Wird die zur Haftung herangezogene Partei nicht rechtzeitig darüber aufgeklärt, dass der Abgabenanspruch schon (gegenüber dem Primärschuldner) bescheidmäßig geltend gemacht wurde, so liegt infolge unvollständiger Information ein Mangel des Verfahrens vor, der im Verfahren über die Beschwerde gegen den Haftungsbescheid nicht sanierbar ist (; ; ).

Die belangte Behörde hat dem Beschwerdeführer die an den Masseverwalter (als Masseverwalter der GmbH) gerichteten Bescheide vom betreffend Dienstgeberbeiträge nicht zur Kenntnis gebracht (siehe das Aufforderungsschreiben des Bundesfinanzgerichtes vom , OZ 10, und das elektronische Anbringen der belangten Behörde samt Beilagen, OZ 11-15). Somit liegt für diese haftungsgegenständlichen Abgaben ein Mangel des Verfahrens vor, der im Verfahren über die Beschwerde gegen den Haftungsbescheid nicht sanierbar ist.

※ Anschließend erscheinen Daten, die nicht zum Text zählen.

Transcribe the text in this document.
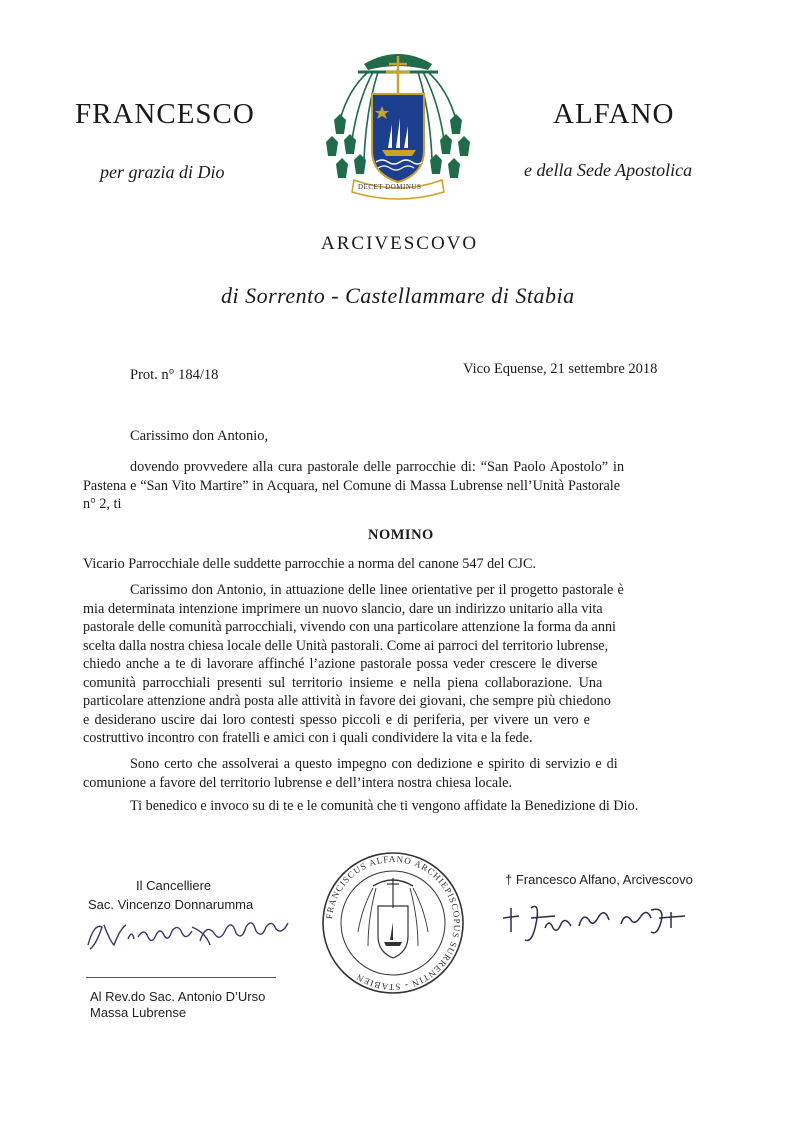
FRANCESCO	ALFANO
per grazia di Dio	e della Sede Apostolica
DECET DOMINUS
ARCIVESCOVO
di Sorrento - Castellammare di Stabia
Prot. n° 184/18	Vico Equense, 21 settembre 2018
Carissimo don Antonio,
dovendo provvedere alla cura pastorale delle parrocchie di: “San Paolo Apostolo” in
Pastena e “San Vito Martire” in Acquara, nel Comune di Massa Lubrense nell’Unità Pastorale
n° 2, ti
NOMINO
Vicario Parrocchiale delle suddette parrocchie a norma del canone 547 del CJC.
Carissimo don Antonio, in attuazione delle linee orientative per il progetto pastorale è
mia determinata intenzione imprimere un nuovo slancio, dare un indirizzo unitario alla vita
pastorale delle comunità parrocchiali, vivendo con una particolare attenzione la forma da anni
scelta dalla nostra chiesa locale delle Unità pastorali. Come ai parroci del territorio lubrense,
chiedo anche a te di lavorare affinché l’azione pastorale possa veder crescere le diverse
comunità parrocchiali presenti sul territorio insieme e nella piena collaborazione. Una
particolare attenzione andrà posta alle attività in favore dei giovani, che sempre più chiedono
e desiderano uscire dai loro contesti spesso piccoli e di periferia, per vivere un vero e
costruttivo incontro con fratelli e amici con i quali condividere la vita e la fede.
Sono certo che assolverai a questo impegno con dedizione e spirito di servizio e di
comunione a favore del territorio lubrense e dell’intera nostra chiesa locale.
Ti benedico e invoco su di te e le comunità che ti vengono affidate la Benedizione di Dio.
Il Cancelliere
Sac. Vincenzo Donnarumma
FRANCISCUS ALFANO ARCHIEPISCOPUS SURRENTIN - STABIEN
† Francesco Alfano, Arcivescovo
Al Rev.do Sac. Antonio D’Urso
Massa Lubrense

Der angefochtene Bescheid war daher hinsichtlich Haftung für Dienstgeberbeiträge für 01/2012 bis 12/2016 aufzuheben.

Zu den übrigen Abgaben:

Der Vertreter haftet nicht für sämtliche Abgabenschulden des Vertretenen in voller Höhe, sondern - was sich aus dem Wort "insoweit" in § 9 BAO eindeutig ergibt - nur in dem Umfang, in dem eine Kausalität zwischen der (schuldhaften) Pflichtverletzung des Vertreters und dem Entgang von Abgaben besteht. Reichten somit die liquiden Mittel nicht zur Begleichung sämtlicher Schulden und haftet der Vertreter nur deswegen, weil er die Abgabenforderungen nicht wenigstens anteilig befriedigt und somit die Abgabengläubiger benachteiligt hat, so erstreckt sich die Haftung des Vertreters auch nur auf jenen Betrag, um den bei gleichmäßiger Behandlung sämtlicher Gläubiger die Abgabenbehörde mehr erlangt hätte als sie infolge des pflichtwidrigen Verhaltens des Vertreters tatsächlich bekommen hat. Der Nachweis, welcher Betrag bei Gleichbehandlung sämtlicher Gläubiger - bezogen auf die jeweiligen Fälligkeitszeitpunkte einerseits und das Vorhandensein liquider Mittel andererseits - an die Abgabenbehörde zu entrichten gewesen wäre, obliegt dem Vertreter. Vermag er nachzuweisen, welcher Betrag bei anteilsmäßiger Befriedigung der Forderungen an die Abgabenbehörde abzuführen gewesen wäre, so haftet er nur für die Differenz zwischen diesem und der tatsächlich erfolgten Zahlung. Wird dieser Nachweis nicht angetreten, kann dem Vertreter die uneinbringliche Abgabe zur Gänze vorgeschrieben werden (VwGH vS , 96/15/0049).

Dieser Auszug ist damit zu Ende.